The book is an attempt to respond to his anger, his rage. I wondered: does he still feel it? Her anger came from judging her brother for causing this misfortune, as if he were responsible. The driving force behind the writing is to tell this to my father, as the interlocutor. In fact, my father is the only interlocutor in this book. There was a version where I spoke to him in the second person, but it didn't work, so I changed. This book is for everyone, but the one I was addressing was my father, to tell him: drugs came from one place, it is a catastrophe of society, not of the family.

Do you have contact with your father?

No, I don't, and that's why I write the book. It is an indirect possibility to talk to him. My second novel is interested in his own story, after being interested in the story of his brother. The absence of it is a writing engine.

When you talk about cousin Émilie, a point of guilt is detected in you and your brother. Do you think that you, as children, reproduced the silence of adults?

Without a doubt, yes. The boy I was never considered himself a boy. I clearly saw the guilt, not just mine. Being a child and experiencing the death of another child in the family, you experience survivor's guilt. I wanted to untangle the mess between my story and the one my family has told me. In a way I try to transform this guilt into a literary experience, to give it meaning. Furthermore, HIV-positive children are hardly represented in cinema and literature. In a first version, the book ended with the death of my uncle but then I realized that if I wanted to fight against silence, that had to be there.

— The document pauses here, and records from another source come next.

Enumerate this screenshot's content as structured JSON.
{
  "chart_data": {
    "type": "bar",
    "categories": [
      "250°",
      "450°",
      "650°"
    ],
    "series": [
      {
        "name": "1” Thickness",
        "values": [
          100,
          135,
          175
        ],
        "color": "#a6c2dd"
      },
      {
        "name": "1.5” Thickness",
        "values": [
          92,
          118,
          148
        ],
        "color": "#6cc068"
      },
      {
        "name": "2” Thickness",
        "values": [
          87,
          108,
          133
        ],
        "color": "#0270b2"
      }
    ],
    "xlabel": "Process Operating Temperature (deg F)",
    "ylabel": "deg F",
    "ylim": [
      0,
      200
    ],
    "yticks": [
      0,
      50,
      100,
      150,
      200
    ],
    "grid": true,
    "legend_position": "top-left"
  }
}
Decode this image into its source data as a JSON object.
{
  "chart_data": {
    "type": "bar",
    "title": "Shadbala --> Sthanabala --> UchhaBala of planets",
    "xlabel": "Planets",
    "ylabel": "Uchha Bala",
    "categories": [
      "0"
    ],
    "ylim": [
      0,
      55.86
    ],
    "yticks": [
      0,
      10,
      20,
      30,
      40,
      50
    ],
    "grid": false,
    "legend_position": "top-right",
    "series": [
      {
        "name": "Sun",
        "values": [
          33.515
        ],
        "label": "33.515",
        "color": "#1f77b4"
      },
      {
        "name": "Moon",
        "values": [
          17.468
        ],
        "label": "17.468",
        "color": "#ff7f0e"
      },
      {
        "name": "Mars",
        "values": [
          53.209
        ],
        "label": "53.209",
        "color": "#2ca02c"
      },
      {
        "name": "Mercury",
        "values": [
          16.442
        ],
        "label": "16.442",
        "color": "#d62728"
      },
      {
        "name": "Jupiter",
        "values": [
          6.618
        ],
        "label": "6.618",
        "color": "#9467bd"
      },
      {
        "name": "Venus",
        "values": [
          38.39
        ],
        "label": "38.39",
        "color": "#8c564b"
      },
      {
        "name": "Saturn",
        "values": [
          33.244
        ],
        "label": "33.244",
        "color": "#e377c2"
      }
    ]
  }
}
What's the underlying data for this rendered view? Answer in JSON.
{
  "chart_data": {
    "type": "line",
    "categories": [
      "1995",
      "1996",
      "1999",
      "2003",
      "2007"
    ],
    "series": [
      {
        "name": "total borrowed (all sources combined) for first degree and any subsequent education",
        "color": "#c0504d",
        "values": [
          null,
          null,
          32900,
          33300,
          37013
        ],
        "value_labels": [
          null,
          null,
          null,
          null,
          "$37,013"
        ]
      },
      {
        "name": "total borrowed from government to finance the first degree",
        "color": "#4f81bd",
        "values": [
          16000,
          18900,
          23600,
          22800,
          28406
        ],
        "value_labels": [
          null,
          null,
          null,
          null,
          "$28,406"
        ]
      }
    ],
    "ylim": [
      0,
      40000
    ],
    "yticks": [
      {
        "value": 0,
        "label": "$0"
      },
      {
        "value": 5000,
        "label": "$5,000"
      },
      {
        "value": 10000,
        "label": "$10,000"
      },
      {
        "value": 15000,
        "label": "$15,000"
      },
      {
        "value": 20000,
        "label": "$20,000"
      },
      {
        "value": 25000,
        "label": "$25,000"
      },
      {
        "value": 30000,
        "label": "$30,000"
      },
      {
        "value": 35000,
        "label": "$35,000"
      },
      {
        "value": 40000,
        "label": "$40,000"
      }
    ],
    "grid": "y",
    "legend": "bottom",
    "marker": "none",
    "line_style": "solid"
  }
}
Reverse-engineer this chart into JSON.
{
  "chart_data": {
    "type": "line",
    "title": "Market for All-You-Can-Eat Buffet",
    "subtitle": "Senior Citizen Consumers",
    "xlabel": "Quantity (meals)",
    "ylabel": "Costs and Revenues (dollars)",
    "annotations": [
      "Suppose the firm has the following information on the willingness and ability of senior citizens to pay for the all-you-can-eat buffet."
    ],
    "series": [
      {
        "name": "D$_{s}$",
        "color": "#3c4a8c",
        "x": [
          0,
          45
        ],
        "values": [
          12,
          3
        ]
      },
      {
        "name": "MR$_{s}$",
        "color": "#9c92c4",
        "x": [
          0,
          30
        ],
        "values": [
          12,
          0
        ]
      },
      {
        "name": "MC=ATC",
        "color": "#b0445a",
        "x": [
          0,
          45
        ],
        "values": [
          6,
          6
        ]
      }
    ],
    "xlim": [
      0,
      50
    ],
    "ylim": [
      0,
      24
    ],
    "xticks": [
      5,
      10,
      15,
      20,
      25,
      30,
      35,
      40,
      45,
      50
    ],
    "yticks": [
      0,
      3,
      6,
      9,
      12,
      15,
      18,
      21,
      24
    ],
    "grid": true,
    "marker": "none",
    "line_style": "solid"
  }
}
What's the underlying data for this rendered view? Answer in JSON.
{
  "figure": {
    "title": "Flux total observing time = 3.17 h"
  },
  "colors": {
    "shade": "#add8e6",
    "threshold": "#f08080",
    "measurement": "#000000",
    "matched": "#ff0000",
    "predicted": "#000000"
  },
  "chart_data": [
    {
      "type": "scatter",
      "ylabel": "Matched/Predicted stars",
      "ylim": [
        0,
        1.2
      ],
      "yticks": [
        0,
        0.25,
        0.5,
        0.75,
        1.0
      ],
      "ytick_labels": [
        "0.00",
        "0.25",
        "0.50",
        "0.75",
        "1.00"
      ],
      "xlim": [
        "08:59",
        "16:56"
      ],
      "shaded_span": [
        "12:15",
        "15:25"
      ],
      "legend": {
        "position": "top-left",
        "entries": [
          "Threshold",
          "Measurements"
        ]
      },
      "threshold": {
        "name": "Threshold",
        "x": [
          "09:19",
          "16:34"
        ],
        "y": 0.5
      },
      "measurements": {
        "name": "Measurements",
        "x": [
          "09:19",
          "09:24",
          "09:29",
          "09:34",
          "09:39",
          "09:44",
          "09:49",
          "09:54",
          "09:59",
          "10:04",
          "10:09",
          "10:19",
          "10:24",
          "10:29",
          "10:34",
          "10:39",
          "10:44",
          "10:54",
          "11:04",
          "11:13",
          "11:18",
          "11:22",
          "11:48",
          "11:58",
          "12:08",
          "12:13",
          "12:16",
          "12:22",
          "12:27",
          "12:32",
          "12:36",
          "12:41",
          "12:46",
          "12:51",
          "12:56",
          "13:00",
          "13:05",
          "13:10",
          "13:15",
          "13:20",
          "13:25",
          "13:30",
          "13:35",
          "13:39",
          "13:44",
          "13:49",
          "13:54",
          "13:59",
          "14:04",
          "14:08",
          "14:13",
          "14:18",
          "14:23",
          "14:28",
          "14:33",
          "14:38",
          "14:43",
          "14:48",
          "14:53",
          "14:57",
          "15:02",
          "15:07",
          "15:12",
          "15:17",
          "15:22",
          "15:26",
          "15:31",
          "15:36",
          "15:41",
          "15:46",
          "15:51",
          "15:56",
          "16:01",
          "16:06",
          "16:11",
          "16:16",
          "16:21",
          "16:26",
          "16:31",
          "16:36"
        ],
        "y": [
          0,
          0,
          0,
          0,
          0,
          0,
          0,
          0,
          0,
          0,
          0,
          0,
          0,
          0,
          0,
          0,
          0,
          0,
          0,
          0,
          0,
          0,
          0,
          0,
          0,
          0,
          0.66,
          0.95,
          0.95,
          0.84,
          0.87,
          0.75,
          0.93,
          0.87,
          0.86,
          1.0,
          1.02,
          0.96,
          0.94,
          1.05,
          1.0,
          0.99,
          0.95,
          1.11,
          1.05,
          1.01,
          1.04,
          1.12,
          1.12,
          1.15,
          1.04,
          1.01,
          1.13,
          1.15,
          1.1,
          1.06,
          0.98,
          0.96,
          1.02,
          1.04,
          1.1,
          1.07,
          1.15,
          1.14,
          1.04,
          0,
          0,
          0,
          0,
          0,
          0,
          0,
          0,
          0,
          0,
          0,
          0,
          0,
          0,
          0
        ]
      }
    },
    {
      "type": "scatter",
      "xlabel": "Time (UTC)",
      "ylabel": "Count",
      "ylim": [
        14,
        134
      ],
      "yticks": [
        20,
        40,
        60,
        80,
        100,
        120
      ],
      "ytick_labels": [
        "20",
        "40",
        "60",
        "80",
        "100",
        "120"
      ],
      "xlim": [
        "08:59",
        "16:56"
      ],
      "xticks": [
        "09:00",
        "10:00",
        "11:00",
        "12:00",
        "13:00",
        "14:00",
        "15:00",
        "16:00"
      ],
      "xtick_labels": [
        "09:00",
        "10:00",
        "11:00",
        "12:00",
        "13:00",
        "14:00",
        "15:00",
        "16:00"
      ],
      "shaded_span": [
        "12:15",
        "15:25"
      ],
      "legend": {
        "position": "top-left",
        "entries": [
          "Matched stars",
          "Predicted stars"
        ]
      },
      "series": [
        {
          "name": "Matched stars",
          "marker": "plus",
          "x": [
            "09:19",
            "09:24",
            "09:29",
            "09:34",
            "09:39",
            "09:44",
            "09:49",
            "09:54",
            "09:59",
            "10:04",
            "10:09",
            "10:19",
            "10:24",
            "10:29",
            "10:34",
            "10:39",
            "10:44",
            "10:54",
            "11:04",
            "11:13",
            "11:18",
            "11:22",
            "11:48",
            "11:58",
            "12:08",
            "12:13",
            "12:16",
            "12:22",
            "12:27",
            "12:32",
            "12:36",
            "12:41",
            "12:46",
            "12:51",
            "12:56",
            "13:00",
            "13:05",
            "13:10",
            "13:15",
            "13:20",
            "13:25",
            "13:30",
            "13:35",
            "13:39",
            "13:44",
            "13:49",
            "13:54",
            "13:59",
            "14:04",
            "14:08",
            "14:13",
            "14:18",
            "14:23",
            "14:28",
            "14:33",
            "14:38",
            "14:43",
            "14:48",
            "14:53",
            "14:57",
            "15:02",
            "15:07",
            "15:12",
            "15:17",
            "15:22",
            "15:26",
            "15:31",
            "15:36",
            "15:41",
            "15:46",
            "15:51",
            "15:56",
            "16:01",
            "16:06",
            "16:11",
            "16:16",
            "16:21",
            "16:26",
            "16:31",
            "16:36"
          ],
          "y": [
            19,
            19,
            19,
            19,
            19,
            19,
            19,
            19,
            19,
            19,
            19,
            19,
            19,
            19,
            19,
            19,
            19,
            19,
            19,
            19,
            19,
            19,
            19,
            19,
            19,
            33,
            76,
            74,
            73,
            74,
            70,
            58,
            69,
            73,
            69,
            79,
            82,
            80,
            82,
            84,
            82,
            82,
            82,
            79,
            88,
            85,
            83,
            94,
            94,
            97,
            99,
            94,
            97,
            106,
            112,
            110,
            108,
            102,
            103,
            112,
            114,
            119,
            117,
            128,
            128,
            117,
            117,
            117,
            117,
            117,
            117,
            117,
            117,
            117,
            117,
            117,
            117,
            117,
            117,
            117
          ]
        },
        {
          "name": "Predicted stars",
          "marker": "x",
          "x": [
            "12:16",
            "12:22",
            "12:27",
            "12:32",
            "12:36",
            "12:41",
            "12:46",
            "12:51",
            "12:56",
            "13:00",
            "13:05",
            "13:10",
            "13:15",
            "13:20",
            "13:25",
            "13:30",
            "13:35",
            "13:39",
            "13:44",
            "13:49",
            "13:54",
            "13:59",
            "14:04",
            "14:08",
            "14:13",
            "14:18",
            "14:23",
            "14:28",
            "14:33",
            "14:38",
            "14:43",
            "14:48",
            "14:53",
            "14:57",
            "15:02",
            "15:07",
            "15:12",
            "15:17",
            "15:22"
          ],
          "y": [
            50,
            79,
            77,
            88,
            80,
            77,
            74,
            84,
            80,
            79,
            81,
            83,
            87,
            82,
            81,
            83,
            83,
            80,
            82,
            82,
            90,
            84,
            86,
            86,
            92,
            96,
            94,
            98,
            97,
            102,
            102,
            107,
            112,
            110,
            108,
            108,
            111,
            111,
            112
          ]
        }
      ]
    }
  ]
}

The other important part of the book is the chronicle of the investigation. He says that those doctors were also rebels within the medical establishment, that they did not fit in. What did the scientists who worked on that effort have in common?

It was not something planned but I have been aware of this as the investigation progressed. It parallels bravery and loneliness and it is not by chance. A special sensitivity was needed. The first French doctor to discover cases of AIDS, Willy Rosenbaum, is in some ways a marginal. Very left-wing, very committed. He had worked in Guatemala. He was almost an alien in the Parisian medical society. He and the doctors who began to collaborate with him continue to say it: we were a bunch of crazy people. The French health ministry is not interested in this until the Pasteur Institute team begins to attract international attention.

…And then the investigation becomes a matter of national pride.

Even those who did not want to help them at the beginning try to take credit away from the pioneers. The great humanity that is still there among these doctors is striking. Now years have passed and they have been recognized, they have received their medals, but they all continue to maintain that humility of simply having done their job. On one occasion I went to a medal presentation to Willy Rosenbaum and he said two things that moved me very much. One, that he simply did his job. And the second, that it was striking that first they expelled him from the hospital and now they gave him medals. That contrast seems very novel to me.